The Mahicanni, or Mohicans.

This once great and renowned nation has also almost entirely disappeared, as well as the numerous tribes who had descended from them; they have been destroyed by wars, and carried off by the small pox and other disorders, and great numbers have died in consequence of the introduction of spirituous liquors among them. The remainder have fled and removed in separate bodies to different parts, where they now are dispersed or mingled with other nations. So early as the year 1762, a number of them had emigrated to the Ohio, where I became acquainted with their chief who was called by the whites “Mohican John.” Others have fled to the shores of the St. Lawrence, where numbers of them incorporated themselves with the Iroquois, and where their descendants live at the present time, a mixed race, known by the name of the Cochnewago Indians. Upwards of one hundred of them, who lived in the colonies of Connecticut and New York, having through the labours of the United Brethren embraced Christianity, emigrated to Pennsylvania, some time between 1742 and 1760, where they afterwards became incorporated with the Delawares.[104] A considerable number migrated from Hudson’s river about the year 1734, and settled at Stockbridge, in Massachusetts; between the year 1785 and 1787, they removed to Oneida, in the country of the Six Nations, and gave to their settlement the name of New Stockbridge. Before their removal their numbers had gradually diminished. In 1791, they were reduced to 191 persons.[105] They were once very numerous in Connecticut, and in the year 1799, there still were 84 individuals of them, in the county of New London,[106] the remains of a once large and flourishing settlement. It is probable that by this time they are nearly if not entirely extinct.

It is believed that the Mahicanni are the same nation who are so celebrated in the History of New England, under the name of Pequods or Pequots.[107] The Rev.
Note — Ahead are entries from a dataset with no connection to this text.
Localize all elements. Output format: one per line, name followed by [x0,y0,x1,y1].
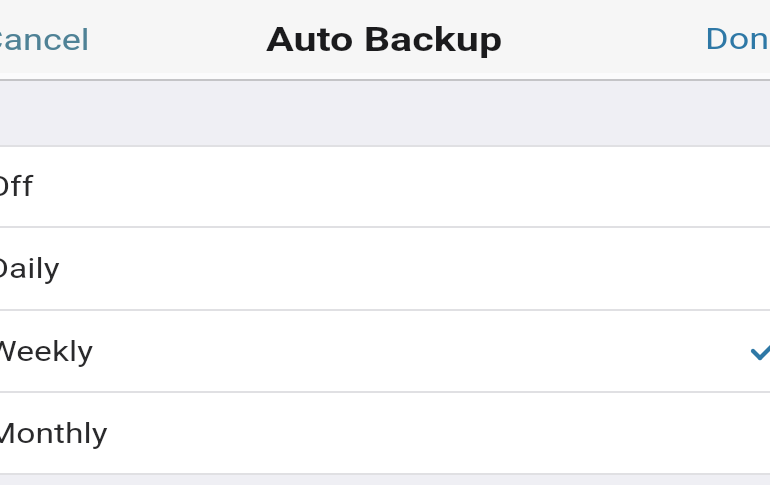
button[interactable]: Daily [0,228,770,309]
staticText: Done [705,21,770,56]
staticText: Off [0,170,34,203]
staticText: Cancel [0,22,90,57]
staticText: Monthly [0,417,108,450]
staticText: Weekly [0,335,94,368]
button[interactable]: Weekly [0,311,770,391]
button[interactable]: Monthly [0,393,770,473]
button[interactable]: Off [0,147,770,226]
button[interactable]: Done [705,8,770,68]
button[interactable]: Cancel [0,9,72,69]
staticText: Auto Backup [266,19,503,59]
other: Selected [750,338,770,372]
staticText: Daily [0,252,60,285]
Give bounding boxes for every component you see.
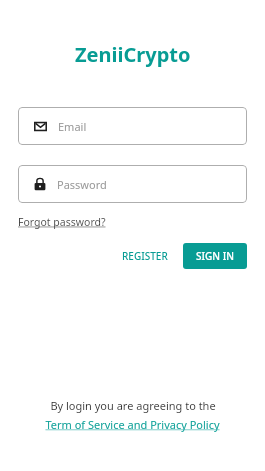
staticText: Forgot password? (18, 215, 106, 229)
button[interactable]: Term of Service and Privacy Policy (45, 417, 220, 432)
staticText: ZeniiCrypto (75, 41, 191, 68)
staticText: REGISTER (122, 249, 168, 263)
staticText: Email (58, 119, 87, 134)
button[interactable]: SIGN IN (183, 243, 247, 269)
staticText: By login you are agreeing to the (50, 398, 216, 413)
button[interactable]: Email (18, 107, 247, 145)
staticText: SIGN IN (196, 249, 234, 263)
button[interactable]: Password (18, 165, 247, 203)
button[interactable]: Forgot password? (18, 215, 106, 229)
button[interactable]: REGISTER (116, 244, 174, 268)
staticText: Password (57, 177, 107, 192)
staticText: Term of Service and Privacy Policy (45, 417, 220, 432)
Jonathan Edwards, late President of Union College at Schenectady, in the State of New York, published in the year 1788 in a pamphlet form, some observations on their language, which were republished at New York in 1801. This small tract, as well as the translation of the Bible into the Natick, by the venerable Eliot, and his grammar of that language, put it beyond a doubt that the idiom of the Mohicans and those of the other New England Indians proceeded from the same source with that of the Lenni Lenape.